Lawmaker eligible for judicial diversion in endangerment conviction
A Tennessee State Representative found guilty of reckless endangerment could have the conviction wiped clean.
Greeneville State Representative David Hawk must clear a few hurdles before his conviction is erased, but as we found out Thursday, it's not the outcome the defense and prosecution expected when they walked into court this morning.
The sentencing hearing for State Representative David Hawk took a surprising twist Thursday morning leading to a tougher sentence than many expected.
"Although we disagree with the jury verdict, we are certainly glad judicial diversion will allow this nightmare to end for my daughters and I," Hawk said.
Prosecutors and defense attorneys walked into court with a mutually agreed recommendation. Judge Paul Summers rejected it almost instantly. "Frankly, I don't think this is a stringent enough requirement for judicial diversion to suit this court," the judge said.
Under state law Hawk is eligible for judicial diversion, which means if he completes the courts requirements his record will be wiped clean.
Judge Summers didn't dispute the diversion request, but he wanted a harsher punishment before Hawk's reckless endangerment conviction is erased.

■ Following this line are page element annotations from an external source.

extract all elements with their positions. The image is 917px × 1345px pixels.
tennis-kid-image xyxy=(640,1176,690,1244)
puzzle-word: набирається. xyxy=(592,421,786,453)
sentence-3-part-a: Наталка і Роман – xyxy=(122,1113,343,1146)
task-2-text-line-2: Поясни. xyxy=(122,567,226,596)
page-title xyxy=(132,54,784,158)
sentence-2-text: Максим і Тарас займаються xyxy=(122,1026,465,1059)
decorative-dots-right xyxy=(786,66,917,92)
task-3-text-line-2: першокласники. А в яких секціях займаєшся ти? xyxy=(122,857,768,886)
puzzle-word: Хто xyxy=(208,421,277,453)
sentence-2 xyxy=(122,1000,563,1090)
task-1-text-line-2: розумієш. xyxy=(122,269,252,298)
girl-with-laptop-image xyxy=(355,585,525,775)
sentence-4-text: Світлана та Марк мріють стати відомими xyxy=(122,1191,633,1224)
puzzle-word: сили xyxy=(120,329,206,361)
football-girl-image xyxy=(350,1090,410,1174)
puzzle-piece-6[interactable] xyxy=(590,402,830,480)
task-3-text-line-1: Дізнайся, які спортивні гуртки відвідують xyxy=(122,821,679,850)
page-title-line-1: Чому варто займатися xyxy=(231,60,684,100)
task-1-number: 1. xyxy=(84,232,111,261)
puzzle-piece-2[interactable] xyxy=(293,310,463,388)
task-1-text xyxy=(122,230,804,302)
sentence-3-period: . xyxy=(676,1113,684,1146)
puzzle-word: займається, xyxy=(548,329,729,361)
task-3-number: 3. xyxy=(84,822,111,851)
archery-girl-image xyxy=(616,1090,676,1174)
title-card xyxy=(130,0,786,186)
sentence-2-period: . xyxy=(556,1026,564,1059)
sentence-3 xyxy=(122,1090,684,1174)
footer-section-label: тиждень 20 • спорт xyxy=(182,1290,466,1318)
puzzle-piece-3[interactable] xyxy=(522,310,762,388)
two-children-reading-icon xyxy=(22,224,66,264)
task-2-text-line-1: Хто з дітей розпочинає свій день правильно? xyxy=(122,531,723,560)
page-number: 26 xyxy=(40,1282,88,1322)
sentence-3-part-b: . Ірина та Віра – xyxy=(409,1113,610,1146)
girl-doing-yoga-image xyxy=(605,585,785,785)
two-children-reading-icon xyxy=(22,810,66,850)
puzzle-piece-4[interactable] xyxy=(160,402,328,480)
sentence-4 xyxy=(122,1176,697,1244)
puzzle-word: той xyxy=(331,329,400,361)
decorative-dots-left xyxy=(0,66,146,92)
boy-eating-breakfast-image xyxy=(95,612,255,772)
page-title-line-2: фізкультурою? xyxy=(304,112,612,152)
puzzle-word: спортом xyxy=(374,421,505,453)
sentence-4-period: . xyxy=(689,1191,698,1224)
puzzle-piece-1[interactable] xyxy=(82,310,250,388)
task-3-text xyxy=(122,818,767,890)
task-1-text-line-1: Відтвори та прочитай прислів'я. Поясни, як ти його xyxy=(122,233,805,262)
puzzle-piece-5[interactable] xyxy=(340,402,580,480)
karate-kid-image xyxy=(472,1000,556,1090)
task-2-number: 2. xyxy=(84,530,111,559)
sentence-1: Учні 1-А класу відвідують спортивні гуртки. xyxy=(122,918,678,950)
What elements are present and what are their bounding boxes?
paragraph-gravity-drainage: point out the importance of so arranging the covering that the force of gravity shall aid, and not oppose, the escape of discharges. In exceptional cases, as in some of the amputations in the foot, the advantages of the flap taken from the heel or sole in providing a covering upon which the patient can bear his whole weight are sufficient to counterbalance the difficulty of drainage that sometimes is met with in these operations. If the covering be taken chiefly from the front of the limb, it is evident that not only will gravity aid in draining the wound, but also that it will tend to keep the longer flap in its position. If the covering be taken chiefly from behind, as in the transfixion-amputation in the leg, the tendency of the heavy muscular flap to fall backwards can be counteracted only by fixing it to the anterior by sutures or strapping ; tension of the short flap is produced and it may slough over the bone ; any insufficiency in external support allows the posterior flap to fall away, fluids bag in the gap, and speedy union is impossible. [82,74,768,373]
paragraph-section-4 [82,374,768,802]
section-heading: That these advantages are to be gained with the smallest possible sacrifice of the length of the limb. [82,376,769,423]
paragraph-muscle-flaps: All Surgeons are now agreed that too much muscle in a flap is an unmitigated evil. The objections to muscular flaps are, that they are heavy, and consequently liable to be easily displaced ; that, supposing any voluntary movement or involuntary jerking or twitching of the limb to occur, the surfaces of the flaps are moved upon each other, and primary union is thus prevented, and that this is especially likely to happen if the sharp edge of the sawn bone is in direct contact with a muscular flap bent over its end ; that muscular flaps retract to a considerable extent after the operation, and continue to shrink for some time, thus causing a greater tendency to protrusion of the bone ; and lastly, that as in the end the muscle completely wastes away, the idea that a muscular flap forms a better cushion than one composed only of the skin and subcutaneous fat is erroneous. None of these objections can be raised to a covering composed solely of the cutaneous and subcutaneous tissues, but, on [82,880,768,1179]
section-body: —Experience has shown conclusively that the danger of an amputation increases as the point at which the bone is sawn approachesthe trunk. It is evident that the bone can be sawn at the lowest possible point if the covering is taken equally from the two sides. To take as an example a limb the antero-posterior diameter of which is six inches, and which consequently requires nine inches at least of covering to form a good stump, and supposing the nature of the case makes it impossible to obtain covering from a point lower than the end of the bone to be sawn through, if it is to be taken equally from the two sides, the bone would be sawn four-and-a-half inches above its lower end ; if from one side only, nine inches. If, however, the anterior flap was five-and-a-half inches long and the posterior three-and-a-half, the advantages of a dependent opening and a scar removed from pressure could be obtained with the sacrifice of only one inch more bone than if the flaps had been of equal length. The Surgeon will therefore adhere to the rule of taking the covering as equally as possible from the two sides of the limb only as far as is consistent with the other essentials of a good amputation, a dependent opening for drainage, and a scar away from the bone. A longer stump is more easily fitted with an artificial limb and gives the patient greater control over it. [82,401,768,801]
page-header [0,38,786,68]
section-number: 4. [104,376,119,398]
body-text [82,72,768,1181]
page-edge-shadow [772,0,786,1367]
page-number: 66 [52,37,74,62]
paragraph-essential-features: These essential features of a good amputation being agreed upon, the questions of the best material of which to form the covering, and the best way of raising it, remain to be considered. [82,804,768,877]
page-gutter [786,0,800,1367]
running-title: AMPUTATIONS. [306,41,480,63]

In particular, he wanted a longer probation term and community service. "I'm not talking about your elected community service, I'm talking about something that will be out there that the community can appreciate," he said.
Within an hour, a new deal was on the table and accepted by the court. State Representative David Hawk was placed on probation for two years, must perform 150 hours of community service through an approved agency, must pay $1,500 in restitution to his now ex-wife Crystal Goan, and must pay court costs.
If he's successful, his record will be cleared.
Prosecutor Joe Baugh says he would would like to have seen a tougher conviction. "None of it is what I would want, but it is what is in the best interest of everybody, the victim in particular," he said.
Hawk maintains he is innocent, but says the agreement allows his family to move forward. "This has been a huge strain on my daughters, myself, and my family. I would not wish this scenario on anyone," he said.
Prosecutors say if Hawk successfully completes his probation the additional assault charge will be dropped.
During his trial, a jury failed to reach a verdict on whether Hawk assaulted his now-ex wife last March.
We asked Hawk's ex-wife and the victim in the case Crystal Goan for her reaction to the decision. She declined to comment.